Die Abendroutine ist quasi die späte Schwester der Morgenroutine und kann helfen den Tag ausklingen zu lassen als auch helfen, dass der nächste entspannt beginnt.

Ebenso individuell wie die Morgenroutine ist auch die Abendroutine. Im Gegensatz zum Ritual morgens, welches den Sinn hat uns gut und zentriert in den Tag zu schicken, soll die Routine am Abend dafür sorgen, dass wir den Tag entspannt beenden und ohne Probleme in die Nacht und in unseren Schlaf kommen. Auch hier gilt wieder: Alles, was Du liest, hat lediglich den Anspruch Dich zu inspirieren und mal zu hinterfragen, was Dir abends gut tun könnte, um nach getanem Tagewerk abschalten zu können und zu verhindern, dass Du abends im Bett in Gedanken weiterarbeitest oder Sorgen wälzt, obwohl Du eigentlich schlafen möchtest und somit vielleicht wichtige Stunden in der Nacht verlierst, die Du zum Schlafen und Regenerieren dringend nötig hättest.

Hier folgen also einige Empfehlungen, womit man sich den Abend (und damit auch den darauffolgenden Morgen) erleichtern und verschönern kann:

Keine Medien am Abend

Verzichte in den letzten zwei Stunden, bevor Du tatsächlich das Licht löschst, auf digitale Medien. Das oft noch sehr blaue und grelle Licht der Bildschirme ist für unser Nervensystem am Abend nicht mehr zuträglich und hat negative Auswirkungen auf unseren Schlaf. Es suggeriert uns Tageslicht, weswegen es munter macht, obwohl der Organismus abends eigentlich runterschalten und zur Ruhe kommen sollte.
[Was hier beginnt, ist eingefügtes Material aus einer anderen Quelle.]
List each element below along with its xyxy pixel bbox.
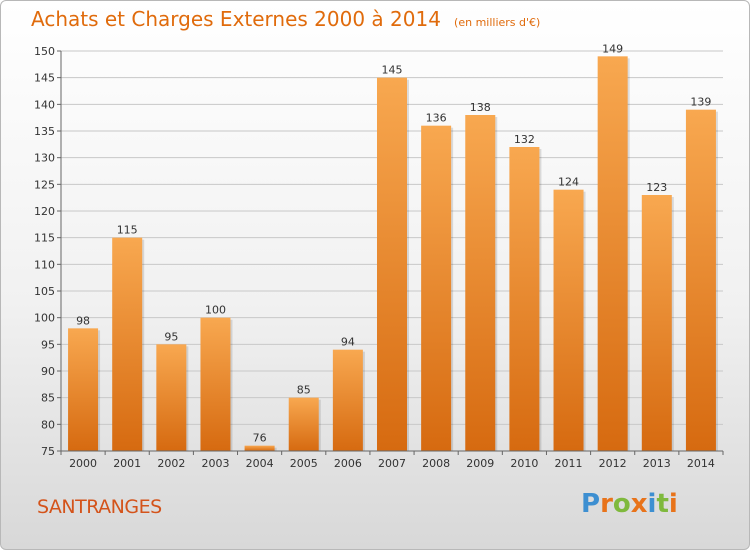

Verzichte daher abends ab einer bestimmten Zeit auf Arbeit am PC oder das Streamen von Filmen, meide Fernseher und den späten Blick aufs Handy. Mindestens zwei Stunden vorm geplanten Zubettgehen solltest Du medialen Einfluß umgehen. Kläre alles, was diesbezüglich zu tun ist, vorher ab.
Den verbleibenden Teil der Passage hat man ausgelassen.